On April 3, 2018, FDA announced that it had issued a mandatory recall order for all food products containing powdered kratom manufactured, processed, packed, or held by Triangle Pharmanaturals LLC (Triangle). FDA issued this order based on its finding that several Triangle products contained kratom that tested positive for salmonella. FDA issued the order after the company failed to respond to FDA’s request that it conduct a voluntary recall. This is the first time FDA has issued a mandatory recall order for food products.
In 2011, section 206(a) of the Food Safety Modernization Act (FSMA) amended the Federal Food, Drug, and Cosmetic Act (FDCA) to add section 423, granting FDA the authority to order the recall of food products (other than infant formula) when it determines that there is a reasonable probability that the food product is adulterated under section 402 or misbranded under section 403(w) and that the use of or exposure to such article will cause serious adverse health consequences or death to humans or animals. Once FDA makes this determination, the Agency must give the responsible party the opportunity to voluntarily recall the food product at issue (discussed previously here and here). If the responsible party refuses to or does not voluntarily recall, FDA has the authority to initiate a mandatory recall by issuing a mandatory recall order.

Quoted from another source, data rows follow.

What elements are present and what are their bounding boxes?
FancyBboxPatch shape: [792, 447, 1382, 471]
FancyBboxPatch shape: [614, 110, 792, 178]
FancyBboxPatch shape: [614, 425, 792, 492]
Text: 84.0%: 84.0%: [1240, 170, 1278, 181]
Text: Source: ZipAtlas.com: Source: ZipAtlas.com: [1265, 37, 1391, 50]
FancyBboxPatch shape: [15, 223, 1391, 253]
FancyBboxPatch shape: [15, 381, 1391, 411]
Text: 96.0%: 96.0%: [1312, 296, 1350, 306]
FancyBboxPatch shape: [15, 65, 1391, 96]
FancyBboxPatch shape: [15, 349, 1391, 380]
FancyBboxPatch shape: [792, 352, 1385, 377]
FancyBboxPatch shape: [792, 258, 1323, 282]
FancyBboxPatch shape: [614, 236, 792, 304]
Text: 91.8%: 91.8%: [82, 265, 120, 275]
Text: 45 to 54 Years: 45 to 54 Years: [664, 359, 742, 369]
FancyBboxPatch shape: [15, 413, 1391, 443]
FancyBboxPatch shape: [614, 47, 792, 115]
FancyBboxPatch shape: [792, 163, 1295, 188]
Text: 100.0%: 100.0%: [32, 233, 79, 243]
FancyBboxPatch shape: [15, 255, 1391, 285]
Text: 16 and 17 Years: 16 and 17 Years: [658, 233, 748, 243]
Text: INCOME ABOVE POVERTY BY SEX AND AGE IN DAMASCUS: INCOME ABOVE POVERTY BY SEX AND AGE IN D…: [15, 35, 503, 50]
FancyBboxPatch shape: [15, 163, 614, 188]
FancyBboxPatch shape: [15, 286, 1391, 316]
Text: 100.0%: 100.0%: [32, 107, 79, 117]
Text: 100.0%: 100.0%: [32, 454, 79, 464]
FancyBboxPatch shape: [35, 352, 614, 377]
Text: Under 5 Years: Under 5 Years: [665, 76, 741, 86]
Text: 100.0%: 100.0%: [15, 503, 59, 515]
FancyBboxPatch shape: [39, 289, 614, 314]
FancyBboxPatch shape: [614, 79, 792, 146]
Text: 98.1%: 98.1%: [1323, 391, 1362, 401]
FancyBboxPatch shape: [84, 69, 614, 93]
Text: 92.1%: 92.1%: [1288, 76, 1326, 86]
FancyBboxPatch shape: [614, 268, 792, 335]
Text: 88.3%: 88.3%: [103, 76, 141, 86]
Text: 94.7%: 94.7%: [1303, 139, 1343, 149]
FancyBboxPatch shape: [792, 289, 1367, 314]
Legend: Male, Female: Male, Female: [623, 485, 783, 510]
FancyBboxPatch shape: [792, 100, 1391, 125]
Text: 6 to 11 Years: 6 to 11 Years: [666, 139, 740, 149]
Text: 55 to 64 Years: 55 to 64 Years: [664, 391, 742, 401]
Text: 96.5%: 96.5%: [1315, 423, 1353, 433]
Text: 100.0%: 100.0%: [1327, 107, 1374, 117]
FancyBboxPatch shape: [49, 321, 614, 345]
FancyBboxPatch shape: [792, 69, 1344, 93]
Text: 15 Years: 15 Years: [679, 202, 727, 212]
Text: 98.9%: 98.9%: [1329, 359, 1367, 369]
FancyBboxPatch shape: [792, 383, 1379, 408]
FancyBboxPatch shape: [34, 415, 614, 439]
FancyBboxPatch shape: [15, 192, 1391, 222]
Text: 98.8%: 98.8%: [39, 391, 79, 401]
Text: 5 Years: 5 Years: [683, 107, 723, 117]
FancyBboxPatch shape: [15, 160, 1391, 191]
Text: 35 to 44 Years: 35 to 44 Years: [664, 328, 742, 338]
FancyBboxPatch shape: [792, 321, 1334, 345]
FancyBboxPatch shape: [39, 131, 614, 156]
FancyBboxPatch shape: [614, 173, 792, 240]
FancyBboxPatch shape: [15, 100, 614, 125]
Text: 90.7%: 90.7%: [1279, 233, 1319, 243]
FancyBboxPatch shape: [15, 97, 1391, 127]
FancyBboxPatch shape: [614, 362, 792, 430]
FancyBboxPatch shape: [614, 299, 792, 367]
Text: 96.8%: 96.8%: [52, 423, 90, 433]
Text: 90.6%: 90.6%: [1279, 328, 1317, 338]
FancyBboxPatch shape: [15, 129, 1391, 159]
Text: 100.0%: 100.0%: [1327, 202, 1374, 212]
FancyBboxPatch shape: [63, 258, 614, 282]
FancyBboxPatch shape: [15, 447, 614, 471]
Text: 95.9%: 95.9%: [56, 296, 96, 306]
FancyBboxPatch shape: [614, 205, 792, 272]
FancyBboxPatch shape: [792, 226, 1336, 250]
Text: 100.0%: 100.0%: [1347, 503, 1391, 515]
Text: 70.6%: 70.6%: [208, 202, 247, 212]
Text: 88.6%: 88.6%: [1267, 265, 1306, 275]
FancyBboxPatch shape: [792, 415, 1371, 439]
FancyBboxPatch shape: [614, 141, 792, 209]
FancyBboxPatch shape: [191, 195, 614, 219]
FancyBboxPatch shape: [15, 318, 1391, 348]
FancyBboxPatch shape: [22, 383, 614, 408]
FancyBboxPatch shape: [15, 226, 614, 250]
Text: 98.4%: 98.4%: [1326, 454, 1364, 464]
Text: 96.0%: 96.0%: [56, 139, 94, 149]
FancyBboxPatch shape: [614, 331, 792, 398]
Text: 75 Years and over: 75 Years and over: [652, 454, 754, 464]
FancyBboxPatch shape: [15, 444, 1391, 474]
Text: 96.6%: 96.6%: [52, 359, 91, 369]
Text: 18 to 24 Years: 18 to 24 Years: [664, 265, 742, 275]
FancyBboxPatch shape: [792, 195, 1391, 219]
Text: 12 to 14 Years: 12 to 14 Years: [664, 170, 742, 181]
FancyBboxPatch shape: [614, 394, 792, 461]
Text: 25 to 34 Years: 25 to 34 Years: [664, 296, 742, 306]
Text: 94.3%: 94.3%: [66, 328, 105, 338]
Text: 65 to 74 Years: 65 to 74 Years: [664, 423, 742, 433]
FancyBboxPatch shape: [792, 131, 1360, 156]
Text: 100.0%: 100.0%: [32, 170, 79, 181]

In this instance, according to the Agency’s press release, FDA found that two samples of kratom products manufactured by Triangle and collected by the Oregon Public Health Division as well as four samples of various types of kratom product associated with Triangle and collected by FDA tested positive for salmonella. Additionally, Triangle denied FDA investigators access to records relating to potentially contaminated products, and company employees refused attempts to discuss FDA’s findings.
On March 30, 2018, FDA issued a Notification of Opportunity to Initiate a Voluntary Recall to Triangle, formally requesting that the company cease distribution and notify applicable parties within 24 hours if it did not conduct a voluntary recall. Triangle did not comply with FDA’s request. As a result, on March 31, 2018, FDA ordered the company to cease distribution and offered an opportunity to request an informal hearing. According to FDA, Triangle did not respond to FDA’s request within the required timeframe and thus waived its opportunity for the informal hearing. Ultimately, FDA issued the mandatory recall order.
Although this is the third time FDA has started the process of exercising its mandatory recall authority by issuing a Notification of Opportunity to Initiate a Voluntary Recall, it is the first time the Agency has actually ordered a mandatory recall due to a company’s refusal to voluntarily recall after receiving such a notification. The first time FDA issued a Notification of Opportunity to Initiate a Voluntary Recall was on February 13, 2013 to Kasel Associates Industries, Inc., regarding pet treat products found contaminated with salmonella. The second time FDA issued a Notification of Opportunity to Initiate a Voluntary Recall was on November 6, 2013 to USPlabs LLC, regarding its OxyElite Pro-branded products found linked to liver illnesses. After FDA started the process of exercising its mandatory recall authority, both companies voluntarily recalled their products according to FDA’s request. Triangle, however, failed to comply with FDA’s request to initiate a voluntary recall.
Noncompliance with a mandatory recall order can trigger the following provisions of the FDCA:
- Section 743(a)(1)(B), which authorizes FDA to collect fees from a responsible party for a domestic facility as defined under 415(b) and an importer who does not comply with a food recall order under section 423.
- Section 301(xx), which prohibits the refusal or failure to follow an order under section 423.
- Section 303(f)(2)(A), as amended by FSMA, which permits FDA to assess civil money penalties to any person who does not comply with a recall order under section 423.
We’ll be following this matter to see how this first exercise of FDA’s mandatory recall authority unfolds.